Gigantyczną dawkę emocji zafundowali kibicom w niedzielny wieczór koszykarze Enei Basketu Poznań. Zespół prowadzony po raz pierwszy przez Edmundsa Valeikę po trudnym meczu triumfował nad OpTeam Energia Polska Resovią Rzeszów 100:96.

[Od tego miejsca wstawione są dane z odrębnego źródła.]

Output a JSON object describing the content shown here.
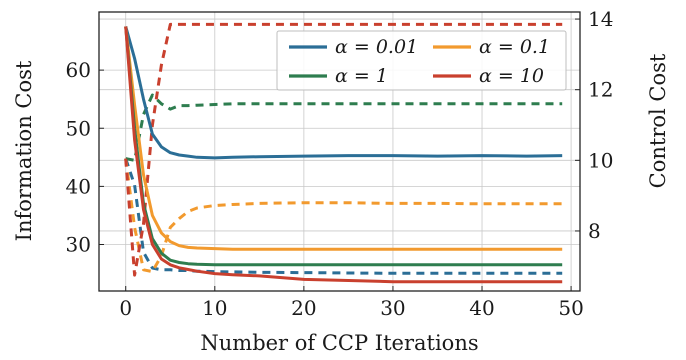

W spotkaniu 15. kolejki minimalnym faworytem byli goście z Podkarpacia. Drużyna trenera Marka Zapałowskiego legitymowała się bilansem 7 zwycięstw i 6 porażek, z kolei poznaniacy mieli bilans 5 wygranych i 8 przegranych meczów. Ewentualna wygrana gospodarzy mogła zbliżyć obie ekipy na różnicę jednego punktu, a zatem stawka była spora.

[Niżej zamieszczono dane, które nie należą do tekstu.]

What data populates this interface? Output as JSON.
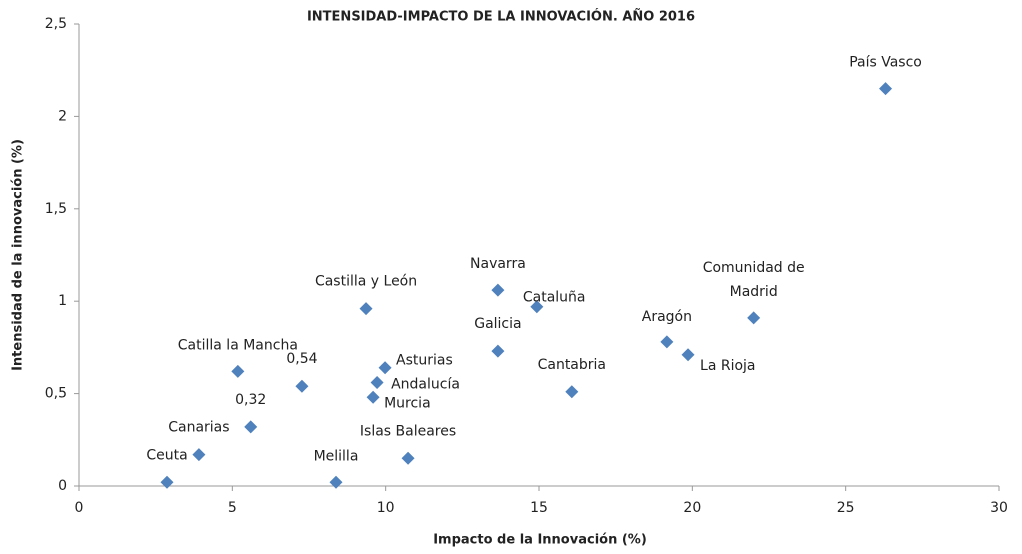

Premierowa kwarta lepiej układała się dla Resovii. Przyjezdni rzucali zza łuku z kapitalną skutecznością – dość powiedzieć, że ich pierwsze 9 punktów padło po trzech z rzędu celnych trójkach. Od pierwszych sekund prym w ekipie gości wiódł Kacper Młynarski, a wtórował mu Santiago Vaulet. W pewnym momencie przewaga Resoviaków wynosiła nawet 8 oczek (9:1, 12:4), a po dziesięciu minutach gry mieliśmy wynik 26:20 dla gości.

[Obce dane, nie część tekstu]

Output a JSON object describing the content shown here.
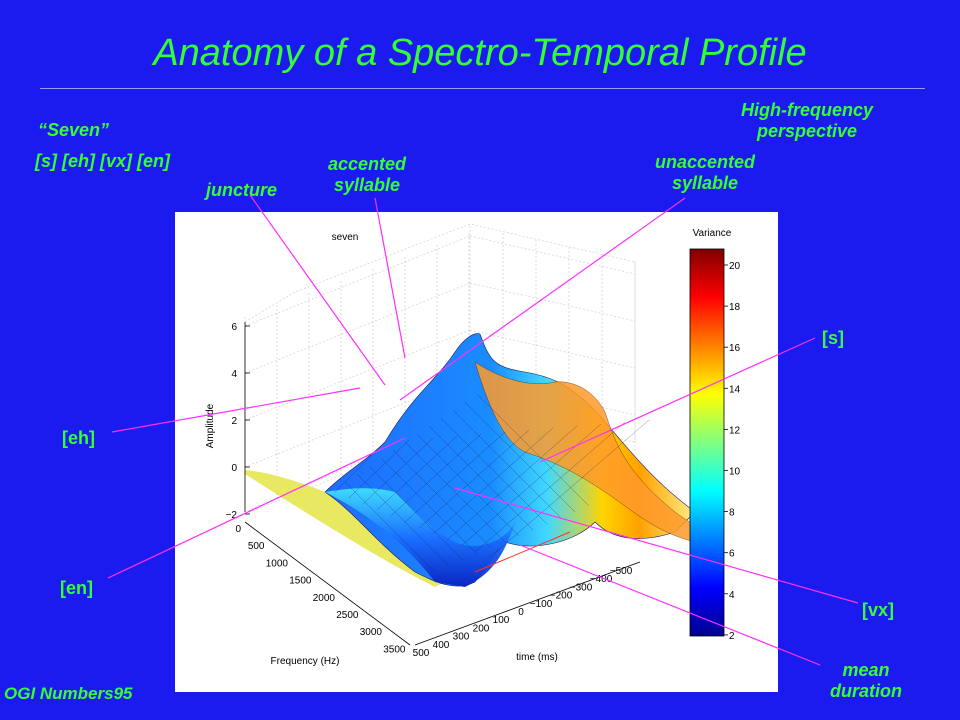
{
  "title": "Anatomy of a Spectro-Temporal Profile",
  "word": "“Seven”",
  "phones": "[s] [eh] [vx] [en]",
  "corpus": "OGI Numbers95",
  "perspective": [
    "High-frequency",
    "perspective"
  ],
  "annotations": {
    "juncture": "juncture",
    "accented": [
      "accented",
      "syllable"
    ],
    "unaccented": [
      "unaccented",
      "syllable"
    ],
    "s": "[s]",
    "eh": "[eh]",
    "en": "[en]",
    "vx": "[vx]",
    "mean_duration": [
      "mean",
      "duration"
    ]
  },
  "plot": {
    "title": "seven",
    "zlabel": "Amplitude",
    "xlabel": "Frequency (Hz)",
    "ylabel": "time (ms)",
    "colorbar_title": "Variance",
    "z_ticks": [
      "6",
      "4",
      "2",
      "0",
      "−2"
    ],
    "freq_ticks": [
      "0",
      "500",
      "1000",
      "1500",
      "2000",
      "2500",
      "3000",
      "3500"
    ],
    "time_ticks": [
      "500",
      "400",
      "300",
      "200",
      "100",
      "0",
      "−100",
      "−200",
      "−300",
      "−400",
      "−500"
    ],
    "colorbar_ticks": [
      "20",
      "18",
      "16",
      "14",
      "12",
      "10",
      "8",
      "6",
      "4",
      "2"
    ],
    "colormap": [
      "#00008f",
      "#0000ff",
      "#0080ff",
      "#00ffff",
      "#80ff80",
      "#ffff00",
      "#ff8000",
      "#ff0000",
      "#800000"
    ]
  }
}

W drugiej kwarcie Basket ruszył do ataku. Świetnie funkcjonował na boisku Mikołaj Stopierzyński, swoje robił również James Washington i ze stanu 26:32 szybko zrobiło się… 49:37. Na przerwę Enea schodziła z korzystnym rezultatem 52:41 i sporymi apetytami na zwycięstwo.
Po zmianie stron i akcji 3+1 Michała Samsonowicza prowadzenia poznaniaków osiągnęło 15 punktów (56:41), jednak z czasem do głosu zaczęli ponownie dochodzić Resoviacy. Kacper Młynarski prezentował rewelacyjną formę rzutową, trafiając seryjnie za trzy punkty, odpowiednie wsparcie zapewnili mu Jakub Stupnicki i Kacper Margiciok, a niemal równo z syreną trudną pozycję rzutową wykorzystał Wojciech Szpyrka i zrobiło się już tylko 71:69.
Czwarta kwarta to prawdziwa wojna nerwów. Kibice kilkakrotnie odrywali się z siedzeń, chociażby za sprawą wsadu Konrada Rosińskiego, a do 34. minuty Basket zdawał się względnie kontrolować przebieg gry (85:76). W końcówce ambitni goście pokusili się o zryw 17:4, który dał im prowadzenie 93:89 na dwie i pół minuty przed finałową syreną. Ostatnie słowo należało jednak do poznańskiej ekipy. Zespół ze stolicy Wielkopolski był skupiony na linii rzutów osobistych i triumfował 100:96.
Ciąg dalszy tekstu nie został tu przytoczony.